La saga du « mot en n » en Cour d’appel
Radio -canada
2022-09-16 12:30:00
La Cour d’appel fédérale a en effet accueilli favorablement lundi la demande de Radio-Canada et entendra sa cause à une date qui n’a pas encore été déterminée.
Cependant, la Cour n’a pas révélé les motifs qui l’ont conduite à accepter d’entendre l’appel de Radio-Canada dans cette affaire – mais c’est la pratique usuelle. Radio-Canada a publié une déclaration le 13 juillet dernier dans la foulée de la décision du CRTC.
Pour la SRC, « la décision du CRTC soulève des enjeux importants sur l’indépendance de notre journalisme », indique dans un courriel le premier directeur, promotion et relations publiques à Radio-Canada, Marc Pichette. C’est la raison pour laquelle, ajoute-t-il, « la Société fait appel de la décision » du CRTC.
Comme l’affaire est devant les tribunaux, M. Pichette précise que la Société Radio-Canada ne fera pas d’autres commentaires « au-delà de ce que nous avons affirmé dans notre déclaration du 13 juillet ».
Dans la déclaration du 13 juillet, Radio-Canada reconnaissait toutefois que « le "mot en n" est une insulte raciste et blessante, en français et en anglais ». Mais la Société expliquait aussi que « dans les rares occasions où ce mot est utilisé par une organisation médiatique, il doit être mis en contexte afin d’essayer de minimiser le mal que son utilisation pourrait causer ».
Radio-Canada avait donc présenté ses « excuses à la personne qui a déposé une plainte », Ricardo Lamour, mais soulignait du même souffle que « nous devons faire appel (de la décision) quant au droit juridictionnel du CRTC de prendre des décisions qui devraient relever de nos chefs des nouvelles. L’indépendance journalistique est primordiale pour l’ensemble d’entre nous », peut-on lire dans la déclaration.
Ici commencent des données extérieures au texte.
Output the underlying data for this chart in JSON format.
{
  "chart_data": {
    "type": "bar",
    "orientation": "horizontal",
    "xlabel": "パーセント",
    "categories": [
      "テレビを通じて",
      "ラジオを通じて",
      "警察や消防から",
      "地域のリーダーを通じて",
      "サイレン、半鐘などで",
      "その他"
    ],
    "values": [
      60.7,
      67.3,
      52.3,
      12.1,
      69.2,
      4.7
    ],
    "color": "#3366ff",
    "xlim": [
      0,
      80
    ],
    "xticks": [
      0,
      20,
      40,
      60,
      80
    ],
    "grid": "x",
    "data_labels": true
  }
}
La SRC considère que « le CRTC a outrepassé ses pouvoirs en ce qui a trait à l'indépendance du diffuseur public ». C’est dans ce contexte que Radio-Canada a décidé de porter la décision du CRTC devant la Cour d’appel fédérale, qui accueille favorablement cette demande.
La plainte d’un auditeur
L'affaire remonte au mois d’août 2020. Durant un segment de l’émission Le 15-18 animée par Annie Desrochers sur ICI Radio-Canada Première dans le Grand Montréal, le chroniqueur Simon Jodoin a utilisé à quatre reprises le « mot en n ». Le chroniqueur partageait son avis sur l’acceptabilité sociale de nommer le titre du livre de Pierre Vallières, Nègres blancs d’Amérique, après le lancement d’une pétition exigeant le renvoi d’une professeure de l’Université Concordia qui avait cité l’ouvrage en classe.
Irrité par l’emploi du « mot en n », l’auditeur à l'origine de cette décision, Ricardo Lamour, a d’abord porté plainte au Conseil et à l’ombudsman des services français de la SRC. La plainte a été transmise à la première cheffe de contenu de l’émission. Le plaignant y condamnait la mention du titre complet de l’œuvre et l’absence de mise en garde et d’explications sur la charge du mot.
Le plaignant, insatisfait de la réponse qu’il a obtenue de la cheffe de contenu de l’émission, s’était alors adressé à l’ombudsman des services français de Radio-Canada pour obtenir une révision. Celui-ci avait conclu que la SRC n’avait pas contrevenu aux normes et pratiques journalistiques de Radio-Canada dans le cadre de cette chronique.
M. Lamour s’était donc tourné vers le CRTC pour obtenir un réexamen de la décision de l’ombudsman de la SRC.
Dans sa décision rendue le 29 juin dernier, le CRTC a blâmé la SRC pour l’utilisation répétée du « mot en n » durant une émission radiophonique et a exigé que le diffuseur public offre des excuses écrites publiques, ainsi qu’un plan pour éviter que pareille situation ne se reproduise.